Let $a\in \mathbb R$ and $f(x)$ be and infinitely differentiable function on an interval $I$ containing $a.$ Then the one-dimensional Taylor series of $f$ around $a$ is given by \[ f(x)=f(a)+f'(a)(x-a)+\frac{f''(a)}{2!}(x-a)^2+\frac{f^{(3)}(a)}{3!}(x-a)^3+\cdots \]

which can be written in the most compact form: \[ f(x)=\sum_{n=0}^{\infty} \frac{f^{(n)}(a)}{n!}(x-a)^n. \]

Taylor's theorem gives an approximation of a $k$-times differentiable function around a given point by a $k$-th order Taylor polynomial.

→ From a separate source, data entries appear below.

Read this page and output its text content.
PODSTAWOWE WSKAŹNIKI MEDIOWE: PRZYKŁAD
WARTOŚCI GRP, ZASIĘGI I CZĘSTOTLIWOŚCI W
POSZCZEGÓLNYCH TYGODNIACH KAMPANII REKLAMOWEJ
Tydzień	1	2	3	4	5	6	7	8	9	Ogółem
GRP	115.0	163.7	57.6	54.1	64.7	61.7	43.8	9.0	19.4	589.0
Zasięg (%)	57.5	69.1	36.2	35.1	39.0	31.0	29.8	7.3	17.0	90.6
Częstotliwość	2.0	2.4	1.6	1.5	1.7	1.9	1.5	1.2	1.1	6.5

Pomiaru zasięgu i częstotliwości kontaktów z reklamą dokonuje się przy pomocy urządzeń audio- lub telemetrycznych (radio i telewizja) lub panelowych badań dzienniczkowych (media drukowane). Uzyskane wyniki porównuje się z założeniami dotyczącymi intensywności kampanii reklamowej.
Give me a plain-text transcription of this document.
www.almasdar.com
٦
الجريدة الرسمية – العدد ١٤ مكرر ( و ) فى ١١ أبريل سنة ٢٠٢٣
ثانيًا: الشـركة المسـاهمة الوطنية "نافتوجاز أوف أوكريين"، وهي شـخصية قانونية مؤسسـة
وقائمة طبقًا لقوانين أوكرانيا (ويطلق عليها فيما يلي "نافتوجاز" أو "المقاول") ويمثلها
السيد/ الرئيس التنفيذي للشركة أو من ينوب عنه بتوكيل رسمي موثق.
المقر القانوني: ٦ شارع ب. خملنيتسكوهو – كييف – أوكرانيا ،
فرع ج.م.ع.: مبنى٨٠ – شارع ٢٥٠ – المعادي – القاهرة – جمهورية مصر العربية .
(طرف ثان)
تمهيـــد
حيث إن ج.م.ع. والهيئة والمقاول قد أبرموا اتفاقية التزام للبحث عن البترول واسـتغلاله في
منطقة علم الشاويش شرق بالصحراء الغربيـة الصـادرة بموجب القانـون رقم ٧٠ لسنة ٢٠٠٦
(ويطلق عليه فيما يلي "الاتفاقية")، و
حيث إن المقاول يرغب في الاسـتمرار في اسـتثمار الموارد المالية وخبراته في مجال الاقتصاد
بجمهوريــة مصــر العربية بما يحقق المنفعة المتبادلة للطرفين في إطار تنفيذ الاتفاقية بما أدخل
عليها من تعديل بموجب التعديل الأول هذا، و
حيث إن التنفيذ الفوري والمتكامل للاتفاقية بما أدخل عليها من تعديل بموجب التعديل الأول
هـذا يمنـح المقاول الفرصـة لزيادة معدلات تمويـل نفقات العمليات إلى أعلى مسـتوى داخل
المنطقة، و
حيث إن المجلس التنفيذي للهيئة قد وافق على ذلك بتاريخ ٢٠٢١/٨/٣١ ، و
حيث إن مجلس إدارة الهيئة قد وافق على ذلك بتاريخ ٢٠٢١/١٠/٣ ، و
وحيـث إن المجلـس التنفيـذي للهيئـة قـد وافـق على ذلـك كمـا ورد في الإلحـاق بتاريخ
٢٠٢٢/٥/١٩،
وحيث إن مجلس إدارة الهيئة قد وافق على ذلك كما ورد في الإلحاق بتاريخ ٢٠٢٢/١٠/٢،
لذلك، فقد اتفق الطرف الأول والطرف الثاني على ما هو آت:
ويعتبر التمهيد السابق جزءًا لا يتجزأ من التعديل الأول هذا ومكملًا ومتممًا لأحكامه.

For example, the best linear approximation for $f(x)$ is $$f(x)\approx f(a)+f'(a)(x-a).$$ This linear approximation fits $f(x)$ with a line through $x=a$ that matches the slope of $f$ at $a.$

For a better approximation we can add other terms in the expansion. For instance, the best quadratic approximation is $$f(x)\approx f(a)+f'(a)(x-a)+\frac12 f''(a)(x-a)^2.$$

Suppose that a function $f$ is analytic throughout a disk $|z -z_0|< R,$ centered at $z_0$ and with radius $R.$ Then $f(z)$ has the power series representation \begin{eqnarray}\label{seriefunction} f(z)=\sum_{n=0}^{\infty} a_n(z-z_0)^n,\quad |z-z_0|<R, \qquad \qquad (1) \end{eqnarray} where $ \, a_n=\dfrac{f^{(n)}(z_0)}{n!},\quad n=0,1,2,\ldots $

That is, series (1) converges to $f(z)$ when $z$ lies in the stated open disk.